Laser, protocole et matériel dédiés : l’avenir des télécoms spatiales

Les télécommunications jouent un rôle essentiel dans l’exploration spatiale. Dépendant de technologies conçues pour fonctionner dans un environnement extrême, elles reposeront bientôt sur un protocole de communication interplanétaire, pensé pour couvrir des distances astronomiques et adapté à des conditions bien différentes de celles de la Terre. Si la station spatiale internationale (ISS) utilise actuellement un réseau de satellites de télécommunications, c’est un véritable réseau 4G qui devrait voir le jour d’ici quelques années sur la Lune.
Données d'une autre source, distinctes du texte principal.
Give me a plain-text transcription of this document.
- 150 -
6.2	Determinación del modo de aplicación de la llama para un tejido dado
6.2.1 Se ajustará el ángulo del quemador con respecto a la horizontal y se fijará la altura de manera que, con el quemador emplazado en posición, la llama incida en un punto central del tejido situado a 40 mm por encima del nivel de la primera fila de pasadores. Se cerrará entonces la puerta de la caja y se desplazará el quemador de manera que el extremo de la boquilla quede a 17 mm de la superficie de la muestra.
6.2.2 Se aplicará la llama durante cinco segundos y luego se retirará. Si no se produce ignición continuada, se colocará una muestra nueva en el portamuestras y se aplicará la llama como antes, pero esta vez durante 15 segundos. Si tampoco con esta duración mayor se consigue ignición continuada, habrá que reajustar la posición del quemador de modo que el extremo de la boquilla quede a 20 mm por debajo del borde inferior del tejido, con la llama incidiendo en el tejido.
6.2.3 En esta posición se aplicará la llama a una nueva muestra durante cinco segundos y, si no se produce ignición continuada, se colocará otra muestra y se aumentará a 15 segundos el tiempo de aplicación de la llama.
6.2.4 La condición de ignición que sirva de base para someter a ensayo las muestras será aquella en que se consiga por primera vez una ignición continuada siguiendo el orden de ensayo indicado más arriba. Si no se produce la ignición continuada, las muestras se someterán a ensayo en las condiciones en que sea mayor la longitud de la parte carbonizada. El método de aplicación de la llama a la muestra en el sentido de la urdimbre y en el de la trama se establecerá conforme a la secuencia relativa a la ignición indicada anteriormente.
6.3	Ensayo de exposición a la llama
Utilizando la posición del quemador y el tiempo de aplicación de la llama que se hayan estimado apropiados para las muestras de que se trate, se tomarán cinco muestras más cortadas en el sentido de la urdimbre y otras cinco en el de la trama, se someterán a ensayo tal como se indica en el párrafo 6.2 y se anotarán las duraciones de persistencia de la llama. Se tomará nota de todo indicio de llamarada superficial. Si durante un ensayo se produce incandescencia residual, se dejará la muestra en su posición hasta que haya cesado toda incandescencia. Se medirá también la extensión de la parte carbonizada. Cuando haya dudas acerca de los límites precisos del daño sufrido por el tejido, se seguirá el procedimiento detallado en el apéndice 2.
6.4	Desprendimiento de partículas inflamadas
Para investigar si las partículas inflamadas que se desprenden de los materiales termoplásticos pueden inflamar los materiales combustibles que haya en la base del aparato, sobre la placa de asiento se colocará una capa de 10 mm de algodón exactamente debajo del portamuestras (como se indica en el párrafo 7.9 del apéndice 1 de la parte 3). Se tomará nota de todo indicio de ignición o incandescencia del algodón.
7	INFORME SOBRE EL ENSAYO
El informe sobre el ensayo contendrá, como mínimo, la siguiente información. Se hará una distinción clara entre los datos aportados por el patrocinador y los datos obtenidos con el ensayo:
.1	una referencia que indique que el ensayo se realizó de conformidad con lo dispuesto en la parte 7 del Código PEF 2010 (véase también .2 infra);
“Le protocole Internet utilisé sur Terre ne fonctionne pas très bien dans l’espace, où les distances astronomiques impliquent une latence importante et plusieurs phénomènes peuvent perturber la transmission des données.”

Le rôle des télécommunications spatiales est d’établir le contact entre les astronautes et les centres de contrôle de mission, et de récupérer les données issues des recherches scientifiques menées dans l’espace ou recueillies par les différents véhicules spatiaux (équipés d’appareils de mesure, de caméras, etc.). Dans le cadre d’une présence qui se pérennise et s’intensifie, il s’agit aussi de fournir aux équipages des fonctionnalités grand public : diffuser en continu des vidéos haute définition de l’espace, communiquer avec des proches et utiliser les réseaux sociaux pour partager le quotidien en apesanteur.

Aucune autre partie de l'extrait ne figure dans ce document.